Have you ever demonstrated? Why did you demonstrate or riot or went on strike? Was it because of your friend, mob psychology? Did you really have reason to demonstrate? Did you own the course and cause of demonstration?
These are questions one should ask before joining any chanting group in the street if you are to be one of the true demonstrators not one swept by bandwagon psychology.
In 2009, the Univerity of Dar es Salaam main campus alias Nyerere Main campus, witnessed demonstration which resulted to closure of the university programmes for three good months.
What was surprising and it was sad enough to learn that so many didn’t understand why they joined the demos! Such people doesn’t own their will, they don’t have choice but to join the demos to be seen as good one- fear of segregation, discrimination as fisadi and hypocrisy on the driver’s seat of ones consciousness. This came into my knowledge when one of the demonstrators was approached by a journalist and asked to say why they-students were demonstrating. Unashamed of his moves he said, ‘even me I don’t know why people are demonstrating.’ Later that evening it came into light that many could not even say directly why they were demonstrating but say they could only say, ‘mafisadi hawataki tusome, wanakula pesa zetu maskini,’ but wait, was that the question, was that the reason for demonstrating?
In the recent riots in two or three main cities in the country; Arusha, Mbeya and Mwanza, it sent out straight message to the government and policy makers that demos are not usually the first resort to our problems but it is usually the last especially when poor citizens feel nobody understand them better by using conventional-passive methods.
Street justice has become a common place and household terminology. Demonstrations as an expression of happiness and support for the state sponsored cause has not been banned nor faulted by the state authorities.
Demonstrations has always been bad omen to governments all over the world and especially if participants express their sentiments against the state actions.
Tanzania Police force has banned all sorts of demonstrations countrywide, it was evident on 15th November 2011 when Caravan of Hope organized by Forum for Climate Change, which was marked silently in Dar es Salaam’s Mlimani Hall.
Tanzania Constitution Forum made public announcement to hold demonstration on Saturday 26th November to press President Kikwete not to sign into law the Constitutional Review Bill passed by the parliament on 18th November 2011. The peaceful demonstration is organized to show dissatisfaction of the public with some clauses of the bill.
The question is do we really own our actions, do we really understand, can each of us stand and advocate on the rationale of the things happening around us or do we believe some people because they own big houses, have big education, high profile government officials or because they have mvi-grey hair or because they are high ranking political party officials or because one is a President so he is always Mr.
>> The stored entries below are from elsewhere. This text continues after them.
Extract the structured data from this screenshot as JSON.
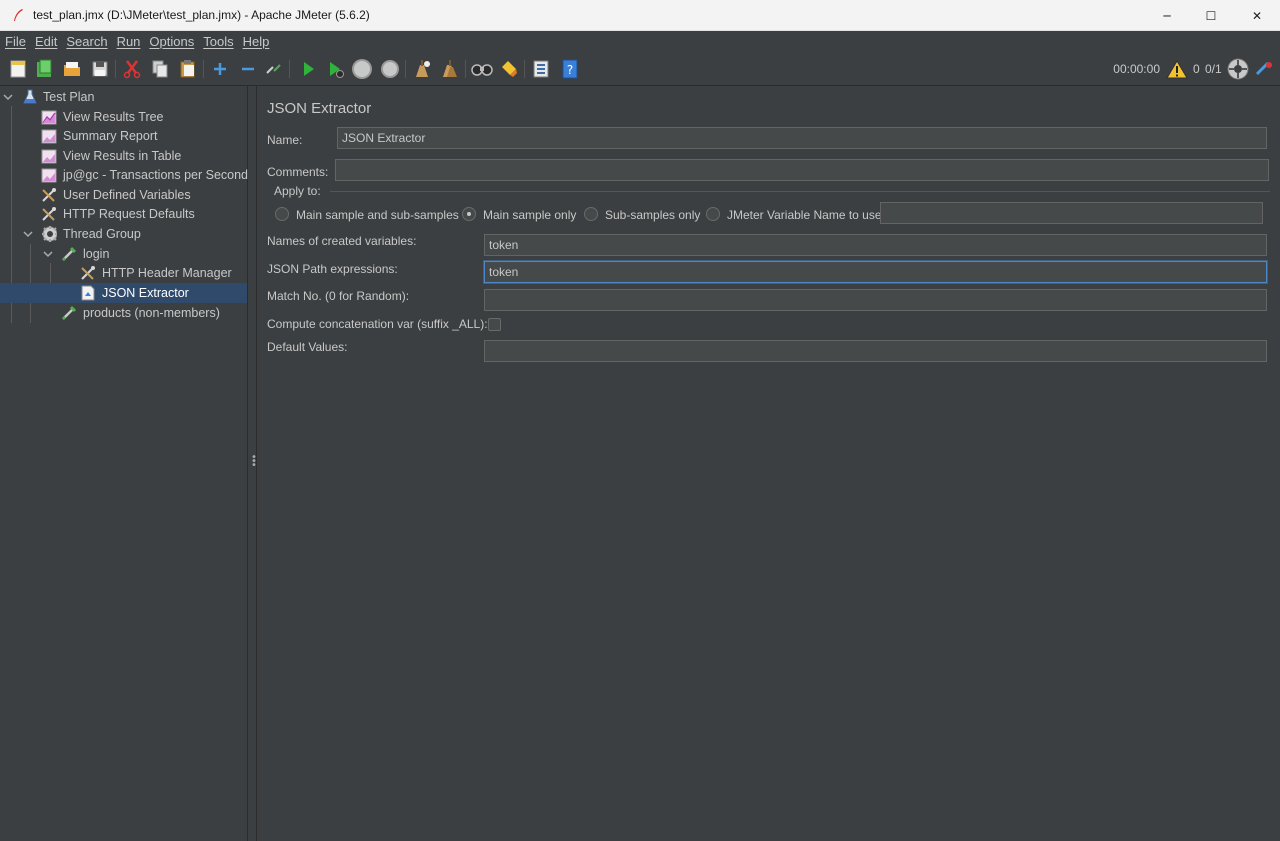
{
  "window": {
    "title": "test_plan.jmx (D:\\JMeter\\test_plan.jmx) - Apache JMeter (5.6.2)",
    "controls": {
      "minimize": "─",
      "maximize": "☐",
      "close": "✕"
    }
  },
  "menu": {
    "items": [
      "File",
      "Edit",
      "Search",
      "Run",
      "Options",
      "Tools",
      "Help"
    ]
  },
  "toolbar": {
    "timer": "00:00:00",
    "warnings": "0",
    "threads": "0/1",
    "buttons": [
      "new",
      "templates",
      "open",
      "save",
      "cut",
      "copy",
      "paste",
      "expand",
      "collapse",
      "toggle",
      "start",
      "start-no-pauses",
      "stop",
      "shutdown",
      "clear",
      "clear-all",
      "search",
      "reset-search",
      "function-helper",
      "help"
    ]
  },
  "tree": {
    "items": [
      {
        "label": "Test Plan",
        "icon": "test-plan-icon",
        "expanded": true
      },
      {
        "label": "View Results Tree",
        "icon": "listener-icon"
      },
      {
        "label": "Summary Report",
        "icon": "listener-icon"
      },
      {
        "label": "View Results in Table",
        "icon": "listener-icon"
      },
      {
        "label": "jp@gc - Transactions per Second",
        "icon": "listener-icon"
      },
      {
        "label": "User Defined Variables",
        "icon": "config-icon"
      },
      {
        "label": "HTTP Request Defaults",
        "icon": "config-icon"
      },
      {
        "label": "Thread Group",
        "icon": "thread-group-icon",
        "expanded": true
      },
      {
        "label": "login",
        "icon": "sampler-icon",
        "expanded": true
      },
      {
        "label": "HTTP Header Manager",
        "icon": "config-icon"
      },
      {
        "label": "JSON Extractor",
        "icon": "post-processor-icon",
        "selected": true
      },
      {
        "label": "products (non-members)",
        "icon": "sampler-icon"
      }
    ]
  },
  "editor": {
    "title": "JSON Extractor",
    "name_label": "Name:",
    "name_value": "JSON Extractor",
    "comments_label": "Comments:",
    "comments_value": "",
    "apply_to": {
      "legend": "Apply to:",
      "options": [
        "Main sample and sub-samples",
        "Main sample only",
        "Sub-samples only",
        "JMeter Variable Name to use"
      ],
      "selected": "Main sample only",
      "variable_value": ""
    },
    "names_label": "Names of created variables:",
    "names_value": "token",
    "path_label": "JSON Path expressions:",
    "path_value": "token",
    "match_label": "Match No. (0 for Random):",
    "match_value": "",
    "concat_label": "Compute concatenation var (suffix _ALL):",
    "concat_checked": false,
    "default_label": "Default Values:",
    "default_value": ""
  },
  "colors": {
    "background": "#3c3f41",
    "selection": "#2f4a6b",
    "field": "#45494a",
    "focus": "#4a88c7"
  }
}
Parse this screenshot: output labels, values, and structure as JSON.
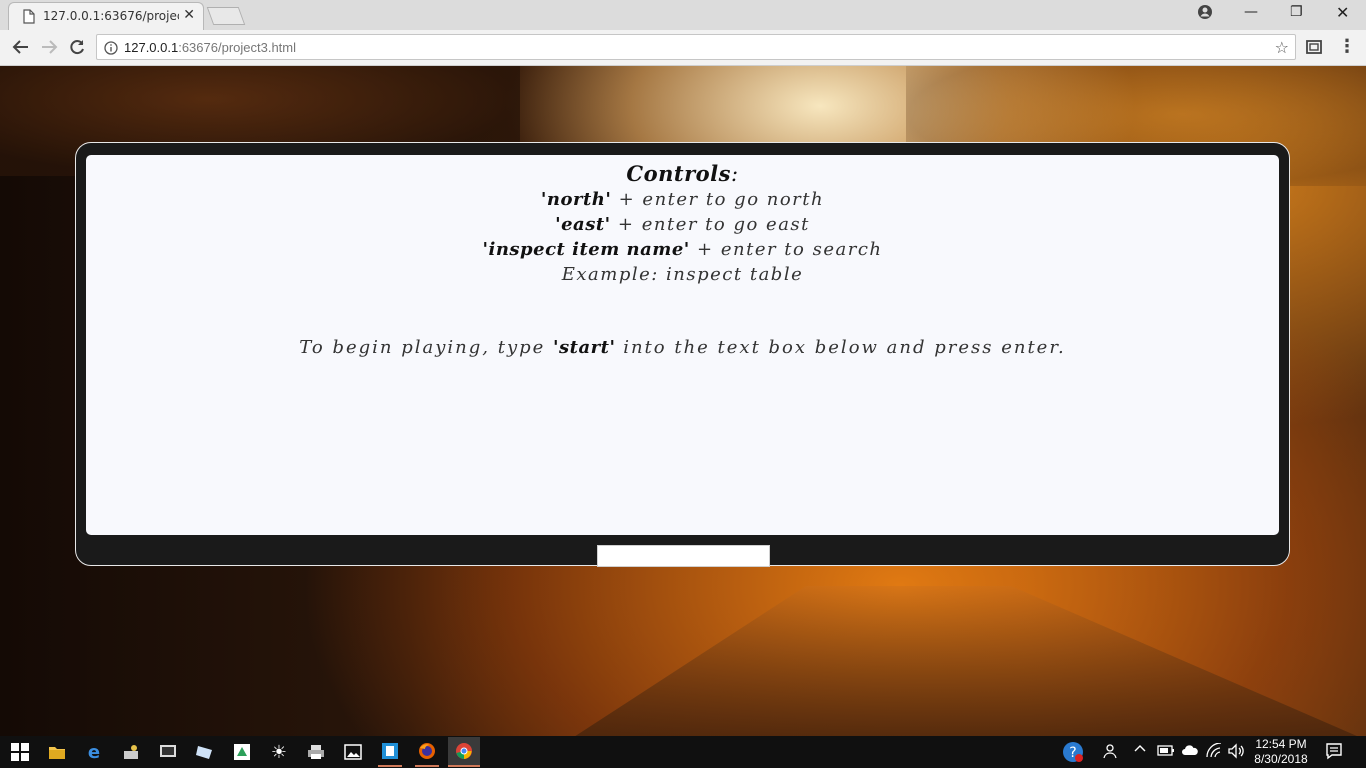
{
  "browser": {
    "tab_title": "127.0.0.1:63676/project3.",
    "url_host": "127.0.0.1",
    "url_rest": ":63676/project3.html"
  },
  "game": {
    "heading": "Controls",
    "heading_colon": ":",
    "controls": [
      {
        "cmd": "'north'",
        "text": " + enter to go north"
      },
      {
        "cmd": "'east'",
        "text": " + enter to go east"
      },
      {
        "cmd": "'inspect item name'",
        "text": " + enter to search"
      }
    ],
    "example": "Example: inspect table",
    "instructions_before": "To begin playing, type ",
    "instructions_cmd": "'start'",
    "instructions_after": " into the text box below and press enter.",
    "input_value": ""
  },
  "taskbar": {
    "time": "12:54 PM",
    "date": "8/30/2018"
  },
  "colors": {
    "frame": "#1a1a1a",
    "screen": "#f8f9fd",
    "taskbar": "#101010"
  }
}
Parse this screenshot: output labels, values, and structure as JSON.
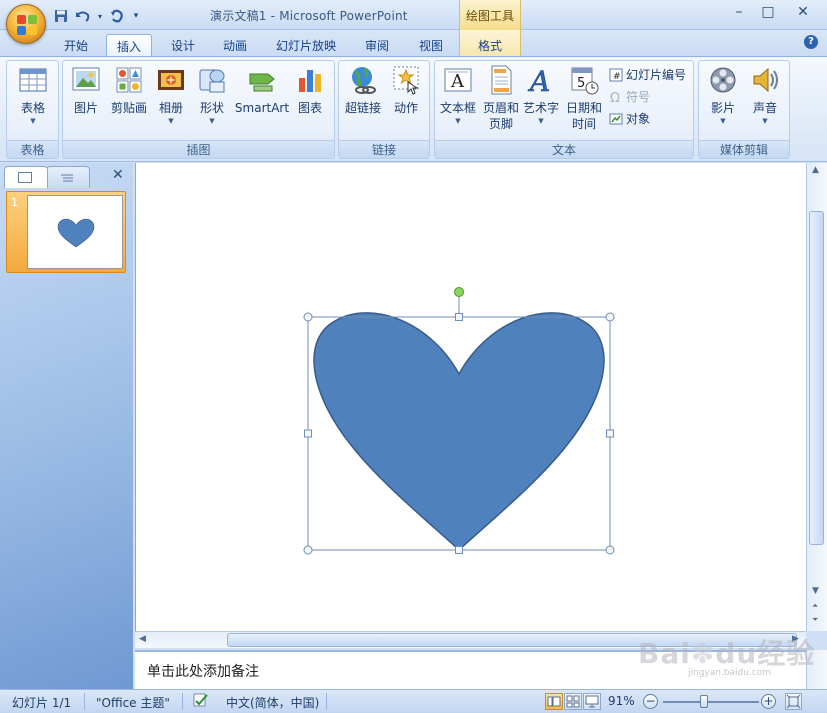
{
  "window": {
    "title": "演示文稿1 - Microsoft PowerPoint",
    "context_tools": "绘图工具",
    "controls": [
      "–",
      "□",
      "✕"
    ]
  },
  "tabs": [
    "开始",
    "插入",
    "设计",
    "动画",
    "幻灯片放映",
    "审阅",
    "视图",
    "格式"
  ],
  "active_tab": "插入",
  "ribbon": {
    "groups": {
      "table": {
        "label": "表格",
        "buttons": [
          "表格"
        ]
      },
      "illustrations": {
        "label": "插图",
        "buttons": [
          "图片",
          "剪贴画",
          "相册",
          "形状",
          "SmartArt",
          "图表"
        ]
      },
      "links": {
        "label": "链接",
        "buttons": [
          "超链接",
          "动作"
        ]
      },
      "text": {
        "label": "文本",
        "buttons": [
          "文本框",
          "页眉和",
          "页脚",
          "艺术字",
          "日期和",
          "时间"
        ],
        "small_buttons": [
          "幻灯片编号",
          "符号",
          "对象"
        ]
      },
      "media": {
        "label": "媒体剪辑",
        "buttons": [
          "影片",
          "声音"
        ]
      }
    }
  },
  "slides_panel": {
    "slide_number": "1"
  },
  "slide": {
    "shape": "heart",
    "shape_color": "#4f81bd",
    "shape_outline": "#385d8a"
  },
  "notes": {
    "placeholder": "单击此处添加备注"
  },
  "status": {
    "slide": "幻灯片 1/1",
    "theme": "\"Office 主题\"",
    "language": "中文(简体，中国)",
    "zoom": "91%"
  },
  "watermark": {
    "text": "Baidu经验",
    "sub": "jingyan.baidu.com"
  }
}
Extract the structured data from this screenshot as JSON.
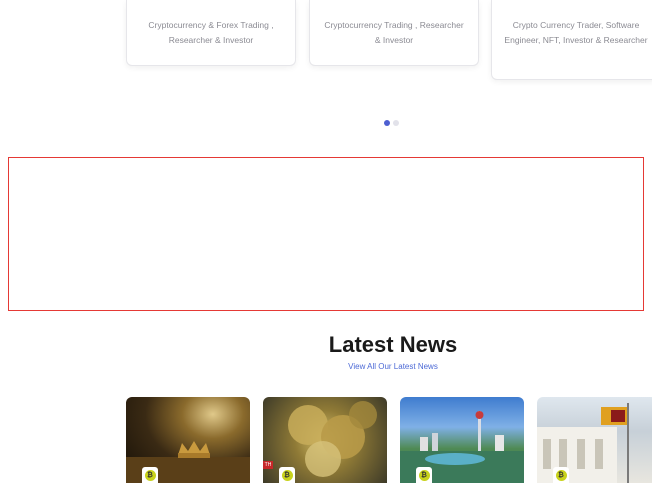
{
  "profiles": [
    {
      "role": "Cryptocurrency & Forex Trading , Researcher & Investor"
    },
    {
      "role": "Cryptocurrency Trading , Researcher & Investor"
    },
    {
      "role": "Crypto Currency Trader, Software Engineer, NFT, Investor & Researcher"
    }
  ],
  "carousel": {
    "dots": 2,
    "active": 0
  },
  "news": {
    "title": "Latest News",
    "view_all": "View All Our Latest News",
    "cards": [
      {
        "image": "crown-on-table"
      },
      {
        "image": "bitcoin-coins",
        "tag": "TH"
      },
      {
        "image": "city-skyline"
      },
      {
        "image": "flag-building"
      }
    ]
  },
  "colors": {
    "accent": "#4d5fd1",
    "link": "#4d6ad6",
    "box_border": "#e53935",
    "badge": "#c8d21c"
  }
}
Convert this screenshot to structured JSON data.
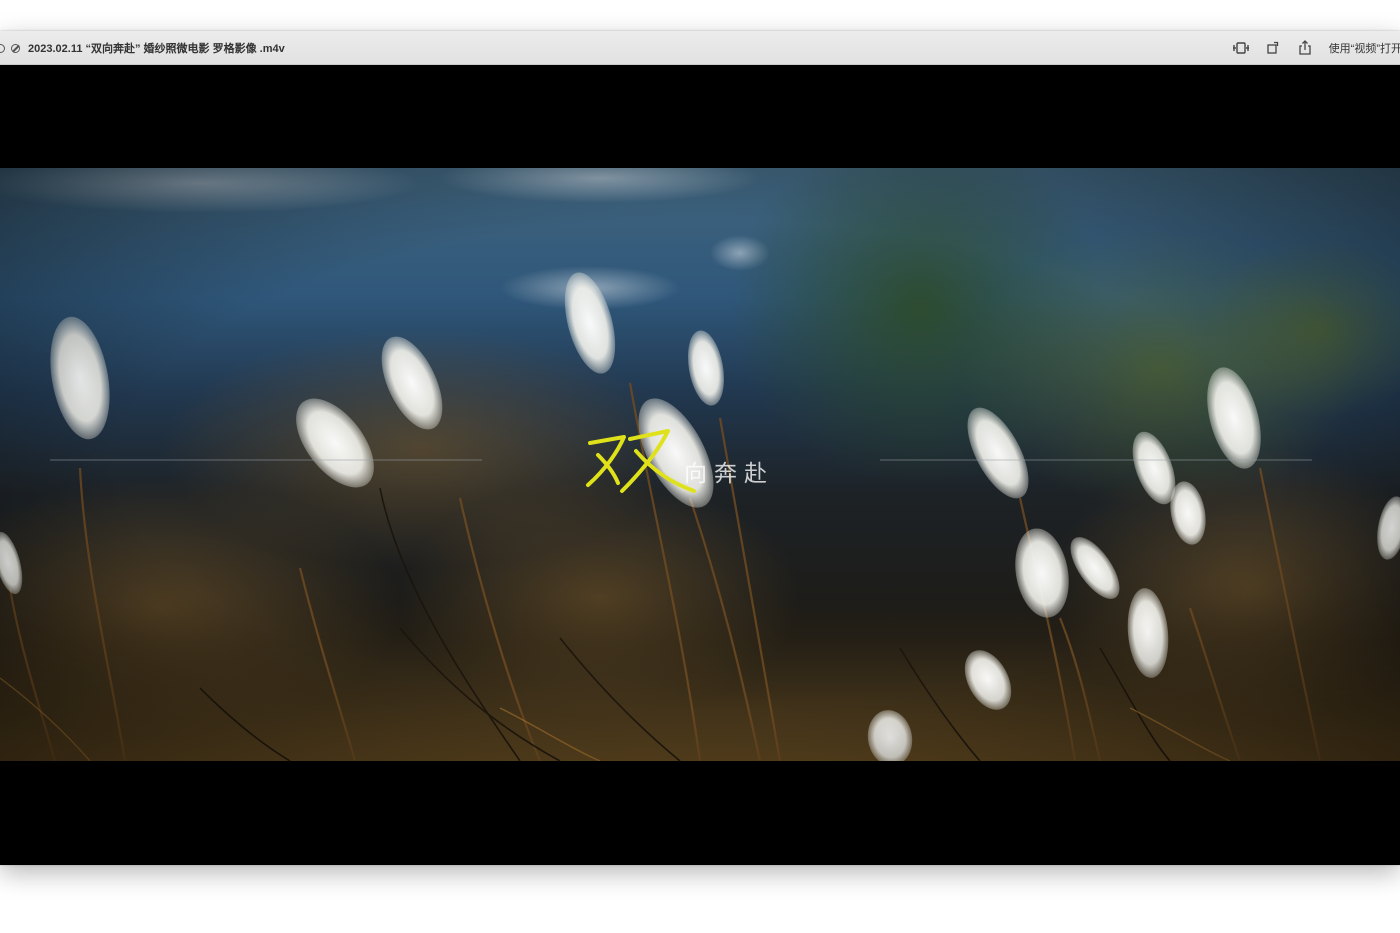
{
  "window": {
    "title": "2023.02.11 “双向奔赴” 婚纱照微电影  罗格影像  .m4v",
    "open_with_label": "使用“视频”打开"
  },
  "toolbar": {
    "icons": [
      "circle-icon",
      "disabled-icon",
      "trim-icon",
      "rotate-icon",
      "share-icon"
    ]
  },
  "video": {
    "title_text": "向奔赴",
    "title_glyph": "双",
    "title_glyph_color": "#dfe21a",
    "line_color": "#9aa0a6"
  }
}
Right?
Here comes the demonstration about the MUSWADA but it is beyond what we can see as KATIBA thing. If the demonstrations are so staged they will really tell the lifestyle and leadership crisis we are facing, economic hardship we are facing, low confidence people have on the government and moreover the need for new constitution at the centre stage.
Demonstrations are shadows of what the government don’t want to do for its citizens. Katiba is not a major problem here, it is about rising living standards, falling shilling, hiking gasoline pipe price especially kerosine, land problems, poor health and sanitation services, education crisis and corruption taking the driver’s seat at the expense of people’s development.